Ukraine-Konflikt: Mehr Ehrlichkeit, weniger Empörung, bitte!

Seite 2: Ist Putin wahnsinnig?

Nachvollziehbar also, dass der Konfliktforscher Christian Hacke in einer Ad-hoc-Analyse für Telepolis schrieb, mit der "faktischen Annexion von Teilen der ostukrainischen Oblaste Donezk und Luhansk" habe sich Russland "vermutlich endgültig gegen den Westen und für ein strategisches Bündnis mit China entschieden".

Man kann es sich nun bequem machen und Putin, wie es der niederländische Premier Mark Rutte unlängst tat, als "wahnsinnig" bezeichnen. Die Bild würde (und wird womöglich) vom "Irren aus Moskau" schreiben. Oder man setzt sich mit dem eigenen Anteil an der Eskalation auseinander – und damit auch mit der Frage, weshalb der deutschen Diplomatie die Diplomaten ausgegangen sind.

Krieg im Donbass (12 Bilder)

Ein Infanteriepanzer in der Nähe der Ruinen des internationalen Flughafens Donezk (2015). Bild: Mstyslav Chernov / CC-BY-SA-4.0

Fakt ist, dass die Aufnahme der Ukraine in die Nato nicht nur eine Schimäre ist – sie ist das brennende Streichholz am Pulverfass. Wer angesichts der absehbaren Ereignisse dieser Woche nicht zur Besinnung kommt und Wege aus der Krise zu ebnen versucht, statt sie weiter zu verminen, wird Wladimir Putin in die Hände spielen, den Hegemonialkrieg um Eurasien befeuern und mit zum Totengräber des Friedens in Europa werden.

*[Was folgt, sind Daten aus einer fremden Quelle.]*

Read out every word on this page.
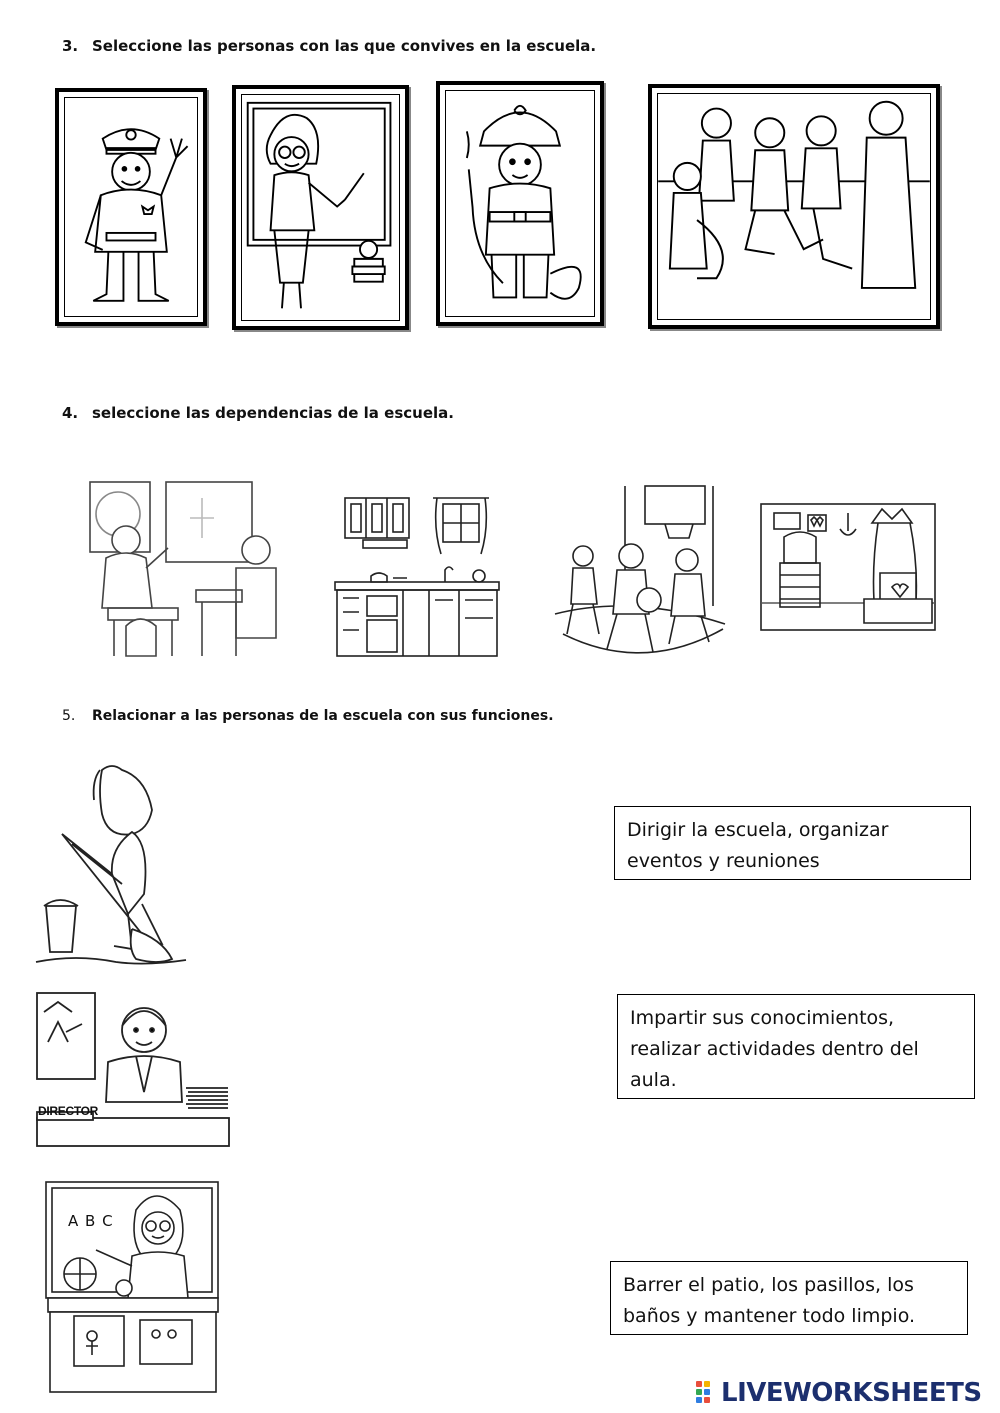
3. Seleccione las personas con las que convives en la escuela.
4. seleccione las dependencias de la escuela.
5. Relacionar a las personas de la escuela con sus funciones.
DIRECTOR
A B C
Dirigir la escuela, organizar eventos y reuniones
Impartir sus conocimientos, realizar actividades dentro del aula.
Barrer el patio, los pasillos, los baños y mantener todo limpio.
LIVEWORKSHEETS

Es waren keine Russland-Freunde, die in den vergangenen Jahren und Jahrzehnten wiederholt vor den Folgen einer so unbedachten wie unkontrollierten Osterweiterung der Nato gewarnt haben. Der ehemalige US-Sicherheitsberater Zbigniew Brzezinski etwa, ein ausgemachter Gegner der Sowjetunion und des postsowjetischen Russlands, sagte 2015 im Spiegel:

Es braucht ein ähnliches Arrangement wie jenes zwischen Russland und Finnland, das seit Jahrzehnten für Stabilität und Frieden sorgt. Die Ukraine sollte das Recht haben, ihre politische Identität frei zu wählen und sich enger an Europa zu binden. Gleichzeitig muss Russland versichert werden, dass die Ukraine nicht in die Nato aufgenommen wird. Das ist die Lösungsformel.

In der aktuellen Stimmung würde Brzezinski als "Putin-Versteher" gelten. Und das ist Teil des Problems.